The human rights movement has lost a powerful leader in Peg Franzen, former President of the Vermont Workers' Center.
Ms. Franzen exemplified the power of people to effect real change in the world. She led Vermont’s Healthcare Is a Human Right Campaign to its breakthrough achievement of passing the country’s first state-wide universal health care law. Under Ms. Franzen’s leadership, the Vermont Workers' Center grew into a statewide human rights organization and a national movement leader.
NESRI is proud to have worked with and learned from Peg Franzen, and we look forward to honoring her on Human Rights Day, December 10, for reigniting the movement for universal, publicly financed health care in the United States.
Read media coverage and the VWC press release below.
Burlington, Nov. 12, 2013
Peg Franzen, a social justice advocate who helped found the Vermont Center for Independent Living, the annual walk that raises money for homeless shelters in Burlington, the Peace and Justice Center and served as president of the Vermont Workers Center, has died. She was 74.
Franzen, of Montpelier, died Saturday of cancer. She had focused in recent years on the campaign to establish health care as a human right and to create a universal health care system in Vermont.
Burlington Free Press:
Peg Franzen, social justice advocate with many accomplishments, died Saturday
In recent years, you would find Peg Franzen in the Statehouse cafeteria or in the House Health Care Committee room or Senate Health and Welfare. Day after day, she monitored the deliberations over health care reform.
Saturday, Franzen’s long career pushing the social justice envelop in Vermont ended, cut off by cancer.
Press release published in the VT Digger:
Nov. 12, 2013
MONTPELIER – This past Saturday, one of Vermont’s fiercest fighters for human rights, Peg Franzen, passed on after battling cancer. Ms. Franzen has been a key leader of the Vermont Workers’ Center and the Healthcare Is A Human Right Campaign over the last decade. She had a long career working for disability rights, social and economic justice for over 30 years before joining the Workers’ Center. Over the last five years of her life, she was a driving force for the Healthcare Is A Human Right Campaign and played an instrumental role in the push for universal healthcare in Vermont with the passage of two landmark laws, Act 128 (2010) and Act 48 (2011).
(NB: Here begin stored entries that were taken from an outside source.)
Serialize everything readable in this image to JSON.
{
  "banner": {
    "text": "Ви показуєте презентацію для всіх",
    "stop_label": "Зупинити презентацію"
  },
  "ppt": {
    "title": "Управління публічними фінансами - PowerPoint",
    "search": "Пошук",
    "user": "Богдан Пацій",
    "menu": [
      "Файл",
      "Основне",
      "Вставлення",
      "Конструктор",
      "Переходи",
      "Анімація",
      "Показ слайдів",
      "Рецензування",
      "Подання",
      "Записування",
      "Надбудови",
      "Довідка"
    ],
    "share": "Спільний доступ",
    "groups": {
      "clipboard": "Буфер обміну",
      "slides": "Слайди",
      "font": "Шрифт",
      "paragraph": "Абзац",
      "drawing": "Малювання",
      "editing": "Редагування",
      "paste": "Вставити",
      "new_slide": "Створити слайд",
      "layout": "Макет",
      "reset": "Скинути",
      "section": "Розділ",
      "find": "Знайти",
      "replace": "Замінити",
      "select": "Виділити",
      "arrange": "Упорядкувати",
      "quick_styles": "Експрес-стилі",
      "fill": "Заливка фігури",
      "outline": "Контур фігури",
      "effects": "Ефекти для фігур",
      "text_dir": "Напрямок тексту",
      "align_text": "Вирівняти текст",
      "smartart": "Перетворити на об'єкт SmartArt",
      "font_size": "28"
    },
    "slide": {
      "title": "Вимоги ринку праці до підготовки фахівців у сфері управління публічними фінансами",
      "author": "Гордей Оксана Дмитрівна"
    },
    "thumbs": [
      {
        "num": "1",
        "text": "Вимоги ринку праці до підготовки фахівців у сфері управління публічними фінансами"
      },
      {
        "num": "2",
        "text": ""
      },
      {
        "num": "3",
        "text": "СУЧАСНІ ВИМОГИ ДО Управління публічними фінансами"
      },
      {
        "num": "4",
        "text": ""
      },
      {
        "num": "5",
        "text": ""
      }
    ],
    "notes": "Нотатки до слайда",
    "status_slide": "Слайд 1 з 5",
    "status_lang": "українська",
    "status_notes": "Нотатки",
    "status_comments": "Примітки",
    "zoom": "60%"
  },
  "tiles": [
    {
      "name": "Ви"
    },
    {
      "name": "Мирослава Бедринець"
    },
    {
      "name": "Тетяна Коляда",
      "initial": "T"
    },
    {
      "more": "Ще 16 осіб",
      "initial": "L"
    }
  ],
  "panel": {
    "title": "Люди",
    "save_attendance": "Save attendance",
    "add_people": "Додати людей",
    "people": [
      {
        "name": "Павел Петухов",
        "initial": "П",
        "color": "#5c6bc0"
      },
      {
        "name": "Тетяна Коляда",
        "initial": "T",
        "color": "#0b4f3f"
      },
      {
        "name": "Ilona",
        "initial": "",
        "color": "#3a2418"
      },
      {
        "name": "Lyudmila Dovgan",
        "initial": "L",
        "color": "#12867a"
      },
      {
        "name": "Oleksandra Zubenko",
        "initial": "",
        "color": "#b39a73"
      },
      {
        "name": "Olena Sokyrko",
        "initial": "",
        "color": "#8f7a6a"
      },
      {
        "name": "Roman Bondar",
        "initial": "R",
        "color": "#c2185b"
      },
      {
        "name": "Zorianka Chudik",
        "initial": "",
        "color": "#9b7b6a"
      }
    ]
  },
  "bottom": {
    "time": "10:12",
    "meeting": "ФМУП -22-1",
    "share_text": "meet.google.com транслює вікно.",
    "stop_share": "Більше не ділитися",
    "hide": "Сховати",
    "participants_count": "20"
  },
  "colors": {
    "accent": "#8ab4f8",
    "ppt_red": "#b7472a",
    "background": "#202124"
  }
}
“Peg Franzen’s legacy is enormous. She has profoundly impacted the lives of thousands of people. She showed what it is to be a real leader in every sense of the word. Peg never wanted to be in the limelight. She wanted the focus on the broader collective of people taking action together. In that way Peg was an example of the kind of leader we can all aspire to be,” says James Haslam, Executive Director of the Vermont Workers’ Center. “We gave her a promise that we will keep our eyes on the prize for realizing universal healthcare, and building a movement for all our human rights and real democracy. She showed us how we can change the world.”
In 1979, Ms. Franzen co-founded the Vermont Center for Independent Living, which has since grown to a statewide organization with offices and members across Vermont fighting for disability rights. She also co-founded the Peace & Justice Center in 1977. When she was working for the Committee for Temporary Shelter in 1989, she started the COTS Walk, which now raises hundreds of thousands of dollars for the state’s largest homeless shelter. When Ms. Franzen joined the VWC in 2002 she began working on our VT Workers’ Rights Hotline. She went on to serve on the Workers’ Center’s Coordinating Committee as an At-Large member, Treasurer, and from 2009 – 2013 she was the President.
During that time Ms. Franzen was a lead spokesperson for the Healthcare Is A Human Right Campaign, which was started in 2008 to change what was politically possible in healthcare reform. She acted as the eyes and ears of the grassroots network in the State House. Since its creation in 2011 with Vermont’s breakthrough universal healthcare law, Ms. Franzen served on the Advisory Committee for the Green Mountain Care Board.
Under Ms. Franzen’s leadership as President, the VWC experienced explosive growth in statewide capacity and membership and has become a national leader in grassroots human rights and workers’ rights movements. Ms. Franzen had been set to be honored on Human Rights Day (Dec. 10) in New York City by the National Economic & Social Rights Initiative and Poverty Initiative for her leadership on building the human right to healthcare movement in Vermont, which has served as a model for other states sparking new grassroots campaigns in Maryland, Maine, Pennsylvania and Oregon.
Ms. Franzen is survived by her spouse Joyce Werntgen (also a leader for disability rights and the Workers’ Center), ex-husband and friend Herbert Franzen, daughter Lisa and son Matthew, son Michael and wife Kerry, grandchildren Alex and Heidi Franzen, step-grandchildren Samantha, Christopher and Shawn Neste; and stepsons, Kurt, Neal and Eric Werntgen and their families. She was predeceased by her son Robert in 1989. There will be a celebration of Peg’s life on Sunday, December 15th at 1 PM at the Old Labor Hall in Barre, Vermont.